Does it make sense to you that if you didn't think you were already an accidental criminal, that help might have been easier to find? What could possibly have helped, do you think? I truly truly want to know.
26
Mistress Matisse is the best. That is all.
27
I worked in the brothel system in New Zealand for a while, both before and after decriminalisation. In the former time, I had to sumbit my ID for the club to make a copy, and I knew that were I to choose legal action against an abusive client, I was opening myself up to a world of hurt.
Since the decriminalisation laws were passed, I was able to school young girls better in how to care for themselves. Hidden panic buttons we weren't always told about, positioning oneself to be between the door and the client, ways to discreetly summon assistance to minimise the risk of the client taking it out on you... some of those choices might have been avalible in the criminalised time, but that fear of being brought up on charges of our own was an effective deterrent.
It is an industry where I do noy choose to make my home, but the way the brothels (my only area of expertise) changed post-decriminalisation were overwhelmingly positive.
You're still expected to clock on for 12-odd hours, and hope to attract enough men in that time to cover shift fees, bar fees, time spent in salons etc, and if fortunate, walk away from the night financially in the black . The clubs will not sell you - you are the one doing the heavy work on the lounge, trying to distinguish between the brothel rats who get a high out of wasting your time, and the genuine bookings.
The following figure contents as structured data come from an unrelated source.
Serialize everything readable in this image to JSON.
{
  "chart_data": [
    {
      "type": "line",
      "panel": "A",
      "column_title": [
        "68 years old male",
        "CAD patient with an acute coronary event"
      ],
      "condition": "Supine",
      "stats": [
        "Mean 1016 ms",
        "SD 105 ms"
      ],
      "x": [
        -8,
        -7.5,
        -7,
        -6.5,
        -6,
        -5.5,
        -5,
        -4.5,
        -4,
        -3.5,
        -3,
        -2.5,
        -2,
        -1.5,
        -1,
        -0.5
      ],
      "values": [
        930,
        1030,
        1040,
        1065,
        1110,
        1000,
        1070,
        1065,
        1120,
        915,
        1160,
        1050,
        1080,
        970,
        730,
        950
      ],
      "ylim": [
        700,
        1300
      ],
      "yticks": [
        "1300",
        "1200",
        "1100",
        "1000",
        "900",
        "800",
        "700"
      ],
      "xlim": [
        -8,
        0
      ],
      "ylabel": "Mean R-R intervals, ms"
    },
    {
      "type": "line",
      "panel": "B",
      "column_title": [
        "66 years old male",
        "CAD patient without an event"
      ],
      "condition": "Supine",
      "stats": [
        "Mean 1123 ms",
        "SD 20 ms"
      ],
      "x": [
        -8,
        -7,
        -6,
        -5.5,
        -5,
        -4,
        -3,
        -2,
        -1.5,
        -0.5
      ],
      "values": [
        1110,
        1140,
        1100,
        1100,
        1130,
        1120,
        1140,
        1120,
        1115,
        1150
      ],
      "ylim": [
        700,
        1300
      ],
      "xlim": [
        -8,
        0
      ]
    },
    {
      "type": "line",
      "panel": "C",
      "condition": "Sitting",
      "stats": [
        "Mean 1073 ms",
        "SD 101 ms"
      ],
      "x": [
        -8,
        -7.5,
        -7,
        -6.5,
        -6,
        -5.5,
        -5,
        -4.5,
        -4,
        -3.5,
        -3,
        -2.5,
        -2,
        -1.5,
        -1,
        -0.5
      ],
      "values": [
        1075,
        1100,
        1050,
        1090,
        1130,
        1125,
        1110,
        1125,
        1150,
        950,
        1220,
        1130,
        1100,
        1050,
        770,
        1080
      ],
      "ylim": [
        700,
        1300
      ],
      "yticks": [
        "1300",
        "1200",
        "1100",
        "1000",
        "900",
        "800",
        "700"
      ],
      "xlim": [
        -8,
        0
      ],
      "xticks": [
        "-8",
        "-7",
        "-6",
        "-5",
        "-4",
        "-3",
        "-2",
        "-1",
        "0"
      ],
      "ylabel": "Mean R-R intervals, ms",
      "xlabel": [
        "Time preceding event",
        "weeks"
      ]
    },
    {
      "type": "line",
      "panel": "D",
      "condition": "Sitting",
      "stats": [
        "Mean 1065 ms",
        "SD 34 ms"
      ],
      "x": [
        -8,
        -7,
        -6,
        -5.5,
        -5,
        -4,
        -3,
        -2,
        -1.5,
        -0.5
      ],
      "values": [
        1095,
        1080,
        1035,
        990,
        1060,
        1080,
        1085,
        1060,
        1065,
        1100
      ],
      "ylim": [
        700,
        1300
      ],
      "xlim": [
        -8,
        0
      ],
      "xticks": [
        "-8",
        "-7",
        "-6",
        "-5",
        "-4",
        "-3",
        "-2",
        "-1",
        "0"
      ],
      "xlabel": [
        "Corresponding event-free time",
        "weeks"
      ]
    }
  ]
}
Some brothel rules treat the workers like children, and carefully guide then into the beds (pvc mattresses ) with a regular but difficult client. This is where divide and conquor happen. The inexperienced workers will take the difficult client because it is intimated to than that us stropper, picky girls are just trying to cut down their earning potential. It is SO easy to make the club seem like the authority for all seasons.
I was once unfortunate enough (and beyond furious with myself) to miss a client slipping his condom off as he unloaded in me. Club's response was to set me up in a bathtub with Coca-Cola douche.
There is plenty that is unacceptable in the legal system, but the taste of the fear has changed. It is worthwhile now to be less tolerant of extremes, and so the fears settle more along the lines of self-protection from situations that look dangerous.
Call the manager on the intercom and tell them you forgot to place your dinner order? She will be at that door in 20 seconds with the security staff flanking her. These are that changes that have happened in the new system, and by removing a parlysing fear, we have more strength to handle those closer to home.
28
Keeping sex work illegal just means the participants can't call on law enforcement for help. That doesn't make anyone safer, just keeps the state trying to enforce our morals.
29
I am #12 I get that this is a heated debate. I do not believe that all sex workers are trafficking victims. I do know that some choose to be in the industry. I can not speak on that I only know my story and the trauma it has caused. I say nonchalant at the article "Bad Bosses" I do not see how it could ever compare. I think a reread of the Amnesty International policy paper is needed. Everyone seems to have missed that Pimping will be legal. It is being infiltrated by violent gang members. How will this ever make things safer? I think we need to look at the Swedish Model. I work as an advocate and can share many sad stories of how people are exploited and legalizing pimps will increase this."Dan Savage won't interview local survivors of prostitution violence because he knows their life stories don't agree with what he writes."